If you read my first response to the OP, it includes a recommendation to check the gauge of the turnout and wheels as you suggest. So does the "Improving Atlas turnouts" post I mentioned. That post is about what can go wrong with an Atlas HO-scale "snap switch"; and what to check, photos of how to check things with an NMRA gauge, and suggestions of ways to fix the potential problems. In some cases, I tell people that they should make a choice of what suggested improvements, and what my not work if they choose to use that recommendation. As an example, if the point rivets are replaced with soldered rail joiners, as I suggested, they will not be able to depend on an Atlas twin-coil switch machine anymore. That machine does not have enough power to reliably move the points when the rivets are removed. It also points out one possible "problem" that can't be fixed, short of replacing the turnout. That is the geometry of the HO snap switch, which is there to let that turnout fit in place of an 18" radius curved track section.
I couldn't help you fix your car. I don't know enough about autos to be of any help, also I'm disabled and couldn't do it physically. As for the Tyco engine analogy, yes, you're right, most of us would try to help him fix a problem if possible. However I don't see anything wrong in recommending a better quality replacement. Often that is the best "Fix" that can be done. You are, of course, quite correct that buying a Peco turnout won't adjust a dangling coupler, or re-gauge the wheels on a freight car. I don't think I've ever recommended buying a new turnout without even attempting to fix whatever is ailing the old one.
Each of us has our own opinion on turnouts, and many other things. We also have the right to state those opinions on the forum. You and many others like Atlas turnouts. I have no quarrel with that. I've used Atlas turnouts in both HO, and N scales myself. I had problems with them and was able to remedy some of those problems. Eventually, I ended up making turnouts, because, way back when I needed them, the kind I wanted (N-scale code 55 ones) simply weren't available commercially. In the process of building dozens of the things I learned a few lessons. Not all my scratch-built "masterpieces" :laugh: worked right! The present batch do only because I learned from my mistakes.
I think I understand your post about an "automatic button" that says "Go buy Peco." As Dr. Sheldon Cooper of The Big Bang Theory might say, "That's sarcasm right?" My purpose in answering you was to point out that recommending Pecos is not automatic, or perceived, at least by me, as a panacea for every train problem.
Telling a newbie that the product he's using has flaws, is not wrong, in my opinion. Of course we experienced types have to maintain some recall of how it was to be brand new, and have very little knowledge of the hobby. It can be a fine line. Do you just encourage him to go on, and make all the same mistakes you did; so he can learn from them? Or do you try to help him avoid some? From your excellent posts: (I especially like your "A few simple things" thread.) I think you do everything you can to help them. I try, in my own way, to do that too.

Regards;

Traction Fan:smilie_daumenpos: 

regards


----------



## time warp (Apr 28, 2016)

My comments were certainly not intended as hostile, or to indict any individual. Also, the car analogy was figurative. Just trying to make a point really. 
In all fairness, N scale and HO scale turnouts are like Apples and Oranges, so my viewpoint, from experience, reflects HO equipment.
Keep up the good work, I appreciate your views.


----------



## traction fan (Oct 5, 2014)

*Thanks*



time warp said:


> My comments were certainly not intended as hostile, or to indict any individual. Also, the car analogy was figurative. Just trying to make a point really.
> In all fairness, N scale and HO scale turnouts are like Apples and Oranges, so my viewpoint, from experience, reflects HO equipment.
> Keep up the good work, I appreciate your views.

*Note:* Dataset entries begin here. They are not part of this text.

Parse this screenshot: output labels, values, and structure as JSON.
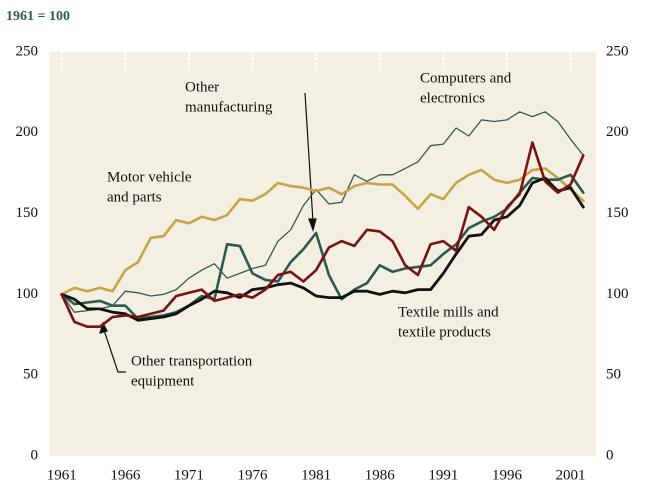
{
  "chart_data": {
    "type": "line",
    "title": "1961 = 100",
    "x": [
      1961,
      1962,
      1963,
      1964,
      1965,
      1966,
      1967,
      1968,
      1969,
      1970,
      1971,
      1972,
      1973,
      1974,
      1975,
      1976,
      1977,
      1978,
      1979,
      1980,
      1981,
      1982,
      1983,
      1984,
      1985,
      1986,
      1987,
      1988,
      1989,
      1990,
      1991,
      1992,
      1993,
      1994,
      1995,
      1996,
      1997,
      1998,
      1999,
      2000,
      2001,
      2002
    ],
    "xlim": [
      1960,
      2003
    ],
    "xticks": [
      1961,
      1966,
      1971,
      1976,
      1981,
      1986,
      1991,
      1996,
      2001
    ],
    "ylim": [
      0,
      250
    ],
    "yticks": [
      0,
      50,
      100,
      150,
      200,
      250
    ],
    "grid": false,
    "series": [
      {
        "label": [
          "Computers and",
          "electronics"
        ],
        "color": "#2f5d4f",
        "width": 1.3,
        "values": [
          100,
          89,
          90,
          91,
          93,
          102,
          101,
          99,
          100,
          103,
          110,
          115,
          119,
          110,
          113,
          116,
          118,
          133,
          140,
          155,
          165,
          156,
          157,
          174,
          170,
          174,
          174,
          178,
          182,
          192,
          193,
          203,
          198,
          208,
          207,
          208,
          213,
          210,
          213,
          207,
          196,
          186
        ]
      },
      {
        "label": [
          "Motor vehicle",
          "and parts"
        ],
        "color": "#c8a448",
        "width": 2.6,
        "values": [
          100,
          104,
          102,
          104,
          102,
          115,
          120,
          135,
          136,
          146,
          144,
          148,
          146,
          149,
          159,
          158,
          162,
          169,
          167,
          166,
          164,
          166,
          162,
          167,
          169,
          168,
          168,
          161,
          153,
          162,
          159,
          169,
          174,
          177,
          171,
          169,
          171,
          177,
          178,
          172,
          165,
          158
        ]
      },
      {
        "label": [
          "Other",
          "manufacturing"
        ],
        "color": "#2b5a50",
        "width": 2.6,
        "values": [
          100,
          94,
          95,
          96,
          93,
          93,
          85,
          86,
          87,
          89,
          93,
          99,
          97,
          131,
          130,
          113,
          109,
          108,
          120,
          128,
          138,
          112,
          97,
          103,
          107,
          118,
          114,
          116,
          117,
          118,
          125,
          131,
          141,
          145,
          148,
          153,
          163,
          172,
          171,
          171,
          174,
          163
        ]
      },
      {
        "label": [
          "Textile mills and",
          "textile products"
        ],
        "color": "#111111",
        "width": 2.8,
        "values": [
          100,
          97,
          91,
          91,
          89,
          88,
          84,
          85,
          86,
          88,
          93,
          97,
          102,
          101,
          98,
          103,
          104,
          106,
          107,
          104,
          99,
          98,
          98,
          102,
          102,
          100,
          102,
          101,
          103,
          103,
          113,
          125,
          136,
          137,
          146,
          148,
          155,
          169,
          172,
          164,
          166,
          154
        ]
      },
      {
        "label": [
          "Other transportation",
          "equipment"
        ],
        "color": "#7a1212",
        "width": 2.6,
        "values": [
          100,
          83,
          80,
          80,
          86,
          87,
          86,
          88,
          90,
          99,
          101,
          103,
          96,
          98,
          100,
          98,
          103,
          112,
          114,
          108,
          115,
          129,
          133,
          130,
          140,
          139,
          133,
          118,
          112,
          131,
          133,
          127,
          154,
          148,
          140,
          154,
          162,
          194,
          170,
          163,
          168,
          186
        ]
      }
    ]
  }
}
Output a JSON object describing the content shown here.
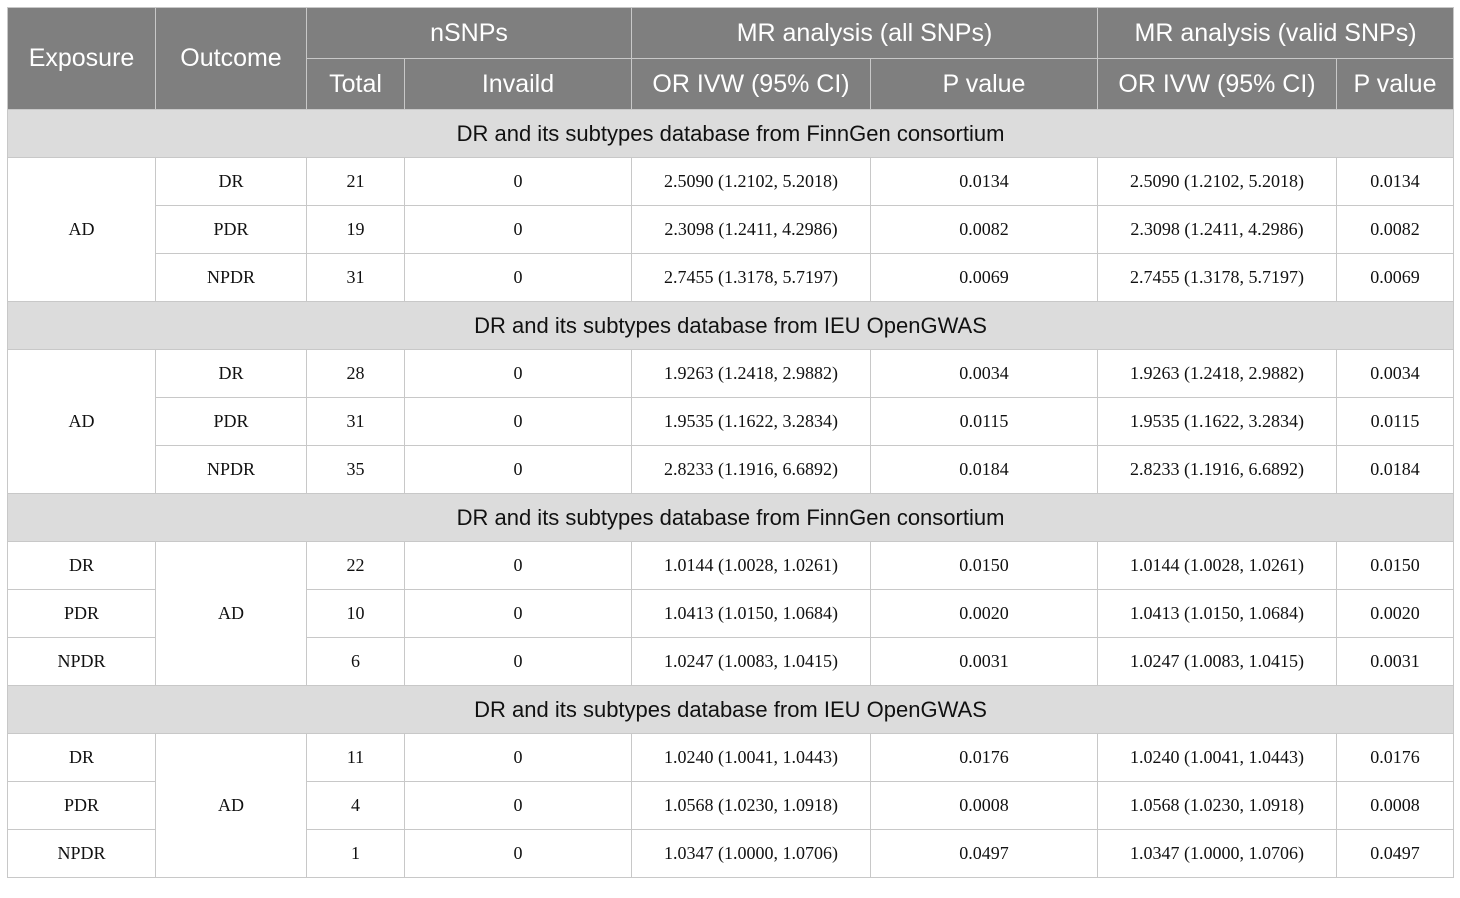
{
  "header": {
    "exposure": "Exposure",
    "outcome": "Outcome",
    "nsnps": "nSNPs",
    "mr_all": "MR analysis (all SNPs)",
    "mr_valid": "MR analysis (valid SNPs)",
    "total": "Total",
    "invalid": "Invaild",
    "or_all": "OR IVW (95% CI)",
    "p_all": "P value",
    "or_valid": "OR IVW (95% CI)",
    "p_valid": "P value"
  },
  "sections": [
    {
      "title": "DR and its subtypes database from FinnGen consortium",
      "group": "AD",
      "rows": [
        {
          "label": "DR",
          "total": "21",
          "invalid": "0",
          "or_all": "2.5090 (1.2102, 5.2018)",
          "p_all": "0.0134",
          "or_valid": "2.5090 (1.2102, 5.2018)",
          "p_valid": "0.0134"
        },
        {
          "label": "PDR",
          "total": "19",
          "invalid": "0",
          "or_all": "2.3098 (1.2411, 4.2986)",
          "p_all": "0.0082",
          "or_valid": "2.3098 (1.2411, 4.2986)",
          "p_valid": "0.0082"
        },
        {
          "label": "NPDR",
          "total": "31",
          "invalid": "0",
          "or_all": "2.7455 (1.3178, 5.7197)",
          "p_all": "0.0069",
          "or_valid": "2.7455 (1.3178, 5.7197)",
          "p_valid": "0.0069"
        }
      ]
    },
    {
      "title": "DR and its subtypes database from IEU OpenGWAS",
      "group": "AD",
      "rows": [
        {
          "label": "DR",
          "total": "28",
          "invalid": "0",
          "or_all": "1.9263 (1.2418, 2.9882)",
          "p_all": "0.0034",
          "or_valid": "1.9263 (1.2418, 2.9882)",
          "p_valid": "0.0034"
        },
        {
          "label": "PDR",
          "total": "31",
          "invalid": "0",
          "or_all": "1.9535 (1.1622, 3.2834)",
          "p_all": "0.0115",
          "or_valid": "1.9535 (1.1622, 3.2834)",
          "p_valid": "0.0115"
        },
        {
          "label": "NPDR",
          "total": "35",
          "invalid": "0",
          "or_all": "2.8233 (1.1916, 6.6892)",
          "p_all": "0.0184",
          "or_valid": "2.8233 (1.1916, 6.6892)",
          "p_valid": "0.0184"
        }
      ]
    },
    {
      "title": "DR and its subtypes database from FinnGen consortium",
      "group": "AD",
      "rows": [
        {
          "label": "DR",
          "total": "22",
          "invalid": "0",
          "or_all": "1.0144 (1.0028, 1.0261)",
          "p_all": "0.0150",
          "or_valid": "1.0144 (1.0028, 1.0261)",
          "p_valid": "0.0150"
        },
        {
          "label": "PDR",
          "total": "10",
          "invalid": "0",
          "or_all": "1.0413 (1.0150, 1.0684)",
          "p_all": "0.0020",
          "or_valid": "1.0413 (1.0150, 1.0684)",
          "p_valid": "0.0020"
        },
        {
          "label": "NPDR",
          "total": "6",
          "invalid": "0",
          "or_all": "1.0247 (1.0083, 1.0415)",
          "p_all": "0.0031",
          "or_valid": "1.0247 (1.0083, 1.0415)",
          "p_valid": "0.0031"
        }
      ]
    },
    {
      "title": "DR and its subtypes database from IEU OpenGWAS",
      "group": "AD",
      "rows": [
        {
          "label": "DR",
          "total": "11",
          "invalid": "0",
          "or_all": "1.0240 (1.0041, 1.0443)",
          "p_all": "0.0176",
          "or_valid": "1.0240 (1.0041, 1.0443)",
          "p_valid": "0.0176"
        },
        {
          "label": "PDR",
          "total": "4",
          "invalid": "0",
          "or_all": "1.0568 (1.0230, 1.0918)",
          "p_all": "0.0008",
          "or_valid": "1.0568 (1.0230, 1.0918)",
          "p_valid": "0.0008"
        },
        {
          "label": "NPDR",
          "total": "1",
          "invalid": "0",
          "or_all": "1.0347 (1.0000, 1.0706)",
          "p_all": "0.0497",
          "or_valid": "1.0347 (1.0000, 1.0706)",
          "p_valid": "0.0497"
        }
      ]
    }
  ]
}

 Thanks for being nice about it. I was a bit afraid that I had unintentionally offended you. For my part, I'm not offended in the least. 
Yes the Atlas HO and N turnouts are quite different from each other, in more ways than the obvious size difference. For that matter, as you likely know, there are some pretty significant differences between their several types of HO turnouts. 
We both know that the forum has plenty of both Atlas turnout fans, and detractors. I think there is room for both. 

regards;

Traction Fan:smilie_daumenpos:


----------